The present invention provides a system and method for efficiently staging transient message packets in a portable intermediate message store. Incoming message packets are intercepted and screened for readily-discoverable characteristics indicative of an infected message. A unique filename is generated for each screened message and a pair of index node and storage node identifiers are calculated from the unique filename. The identifiers are stored in a unique filename table associated with the message. The message is physically stored in a hierarchical message store using the index node and storage node identifiers for subsequent retrieval and scanning.
An embodiment of the present invention provides a system and method for providing a multi-tiered hierarchical transient message store accessed using multiply hashed unique filenames. A hierarchical message store is maintained. The hierarchical message store is logically structured with a plurality of storage nodes. Each storage node is dependently linked to one of a plurality of index nodes. Each index node is dependently linked to a root node. An incoming message is intercepted at a network domain boundary and assigning a unique filename. An index hash of the unique filename, corresponding to one such index node, and a storage hash of the unique filename, corresponding to one such storage node, are generated. The message is stored in the hierarchical message store at the one such index node and the one such storage node.

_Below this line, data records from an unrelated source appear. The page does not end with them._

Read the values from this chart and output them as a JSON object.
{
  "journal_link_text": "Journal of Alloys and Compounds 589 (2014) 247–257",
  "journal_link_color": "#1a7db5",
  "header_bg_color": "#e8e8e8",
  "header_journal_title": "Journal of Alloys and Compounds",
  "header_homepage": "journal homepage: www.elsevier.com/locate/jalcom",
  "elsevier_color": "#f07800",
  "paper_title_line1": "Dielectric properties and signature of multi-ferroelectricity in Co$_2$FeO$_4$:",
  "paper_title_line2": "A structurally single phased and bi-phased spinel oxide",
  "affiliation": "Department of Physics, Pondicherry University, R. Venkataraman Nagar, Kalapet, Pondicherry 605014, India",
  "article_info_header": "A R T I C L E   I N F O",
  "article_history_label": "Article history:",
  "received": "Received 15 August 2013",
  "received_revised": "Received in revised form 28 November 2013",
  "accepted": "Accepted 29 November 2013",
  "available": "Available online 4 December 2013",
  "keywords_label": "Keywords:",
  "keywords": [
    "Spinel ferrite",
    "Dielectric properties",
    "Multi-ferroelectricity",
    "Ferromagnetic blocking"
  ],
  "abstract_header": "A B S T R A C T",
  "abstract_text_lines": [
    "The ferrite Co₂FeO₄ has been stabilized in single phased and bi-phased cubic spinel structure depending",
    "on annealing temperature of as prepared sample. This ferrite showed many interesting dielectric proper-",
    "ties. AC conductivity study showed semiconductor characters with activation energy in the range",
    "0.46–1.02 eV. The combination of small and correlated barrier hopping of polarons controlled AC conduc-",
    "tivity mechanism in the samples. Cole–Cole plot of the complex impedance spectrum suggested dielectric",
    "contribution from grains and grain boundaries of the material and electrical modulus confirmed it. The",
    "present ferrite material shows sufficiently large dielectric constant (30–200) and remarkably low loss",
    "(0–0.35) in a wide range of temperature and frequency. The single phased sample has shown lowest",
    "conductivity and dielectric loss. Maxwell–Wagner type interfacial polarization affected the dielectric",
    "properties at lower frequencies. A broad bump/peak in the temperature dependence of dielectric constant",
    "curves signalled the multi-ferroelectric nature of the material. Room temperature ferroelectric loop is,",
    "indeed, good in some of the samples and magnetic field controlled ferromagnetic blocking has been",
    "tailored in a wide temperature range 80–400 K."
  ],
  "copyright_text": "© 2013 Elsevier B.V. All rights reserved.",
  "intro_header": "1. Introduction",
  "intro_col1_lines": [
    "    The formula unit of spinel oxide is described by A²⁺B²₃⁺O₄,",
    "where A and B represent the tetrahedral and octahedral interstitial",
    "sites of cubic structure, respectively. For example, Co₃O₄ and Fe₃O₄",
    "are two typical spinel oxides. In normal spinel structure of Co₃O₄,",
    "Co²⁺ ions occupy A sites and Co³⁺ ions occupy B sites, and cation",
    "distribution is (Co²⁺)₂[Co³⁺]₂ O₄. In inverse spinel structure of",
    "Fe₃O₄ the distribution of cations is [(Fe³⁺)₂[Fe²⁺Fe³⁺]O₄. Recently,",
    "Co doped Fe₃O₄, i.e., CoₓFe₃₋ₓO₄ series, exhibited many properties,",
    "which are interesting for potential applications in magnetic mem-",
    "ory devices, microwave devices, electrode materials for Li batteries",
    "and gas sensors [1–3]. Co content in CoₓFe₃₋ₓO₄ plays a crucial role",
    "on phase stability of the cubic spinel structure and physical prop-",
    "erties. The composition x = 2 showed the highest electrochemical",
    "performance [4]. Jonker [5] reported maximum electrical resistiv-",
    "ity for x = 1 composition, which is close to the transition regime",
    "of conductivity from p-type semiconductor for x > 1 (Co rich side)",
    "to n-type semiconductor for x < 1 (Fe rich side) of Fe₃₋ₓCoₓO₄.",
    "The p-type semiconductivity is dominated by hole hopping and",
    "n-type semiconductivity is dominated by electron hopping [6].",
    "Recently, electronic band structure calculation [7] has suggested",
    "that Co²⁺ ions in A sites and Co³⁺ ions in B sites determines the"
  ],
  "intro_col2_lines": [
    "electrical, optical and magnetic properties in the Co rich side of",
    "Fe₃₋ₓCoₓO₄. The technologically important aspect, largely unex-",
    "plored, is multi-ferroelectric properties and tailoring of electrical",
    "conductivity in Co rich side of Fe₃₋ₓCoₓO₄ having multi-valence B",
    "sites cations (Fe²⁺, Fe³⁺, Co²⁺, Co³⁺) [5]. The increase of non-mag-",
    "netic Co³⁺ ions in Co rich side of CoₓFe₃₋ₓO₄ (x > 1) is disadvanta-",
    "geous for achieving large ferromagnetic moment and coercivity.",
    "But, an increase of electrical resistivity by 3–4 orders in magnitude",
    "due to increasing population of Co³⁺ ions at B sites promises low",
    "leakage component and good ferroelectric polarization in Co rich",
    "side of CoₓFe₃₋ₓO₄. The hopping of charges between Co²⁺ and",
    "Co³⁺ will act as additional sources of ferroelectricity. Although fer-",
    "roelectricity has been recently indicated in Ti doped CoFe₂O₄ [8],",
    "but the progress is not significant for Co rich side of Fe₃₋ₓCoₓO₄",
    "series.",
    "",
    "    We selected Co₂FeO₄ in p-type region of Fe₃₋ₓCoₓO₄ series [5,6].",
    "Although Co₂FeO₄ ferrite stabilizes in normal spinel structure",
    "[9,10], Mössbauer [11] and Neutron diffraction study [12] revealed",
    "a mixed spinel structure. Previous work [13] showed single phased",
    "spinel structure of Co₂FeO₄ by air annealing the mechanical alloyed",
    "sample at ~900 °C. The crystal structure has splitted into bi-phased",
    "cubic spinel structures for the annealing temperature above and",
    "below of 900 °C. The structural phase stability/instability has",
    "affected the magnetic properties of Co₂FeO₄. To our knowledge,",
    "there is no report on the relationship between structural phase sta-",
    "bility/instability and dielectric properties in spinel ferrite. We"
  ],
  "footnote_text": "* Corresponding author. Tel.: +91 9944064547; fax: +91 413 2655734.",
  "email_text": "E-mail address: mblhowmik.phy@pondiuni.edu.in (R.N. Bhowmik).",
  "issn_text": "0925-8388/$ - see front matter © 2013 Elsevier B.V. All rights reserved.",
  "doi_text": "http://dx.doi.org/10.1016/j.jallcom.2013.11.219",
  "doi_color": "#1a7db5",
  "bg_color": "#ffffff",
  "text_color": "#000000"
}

A further embodiment provides a system and a method for providing a multi-tiered hierarchical transient message store accessed using multiply hashed unique filenames. A unique filename identifying an incoming message packet intercepted entering a bounded network domain is generated. An index checksum is calculated from the unique filename using a seed value associated with an index level in a hierarchical message store. A storage checksum is calculated from the unique filename using a seed value associated with a storage level in the hierarchical message store. The incoming message packet is stored in an index node in the index level and a storage node in the storage level and dependent on the index node. The index node and storage node are respectively indexed by the index checksum and the storage checksum.
Still other embodiments of the present invention will become readily apparent to those skilled in the art from the following detailed description, wherein is described embodiments of the invention by way of illustrating the best mode contemplated for carrying out the invention. As will be realized, the invention is capable of other and different embodiments and its several details are capable of modifications in various obvious respects, all without departing from the spirit and the scope of the present invention. Accordingly, the drawings and detailed description are to be regarded as illustrative in nature and not as restrictive.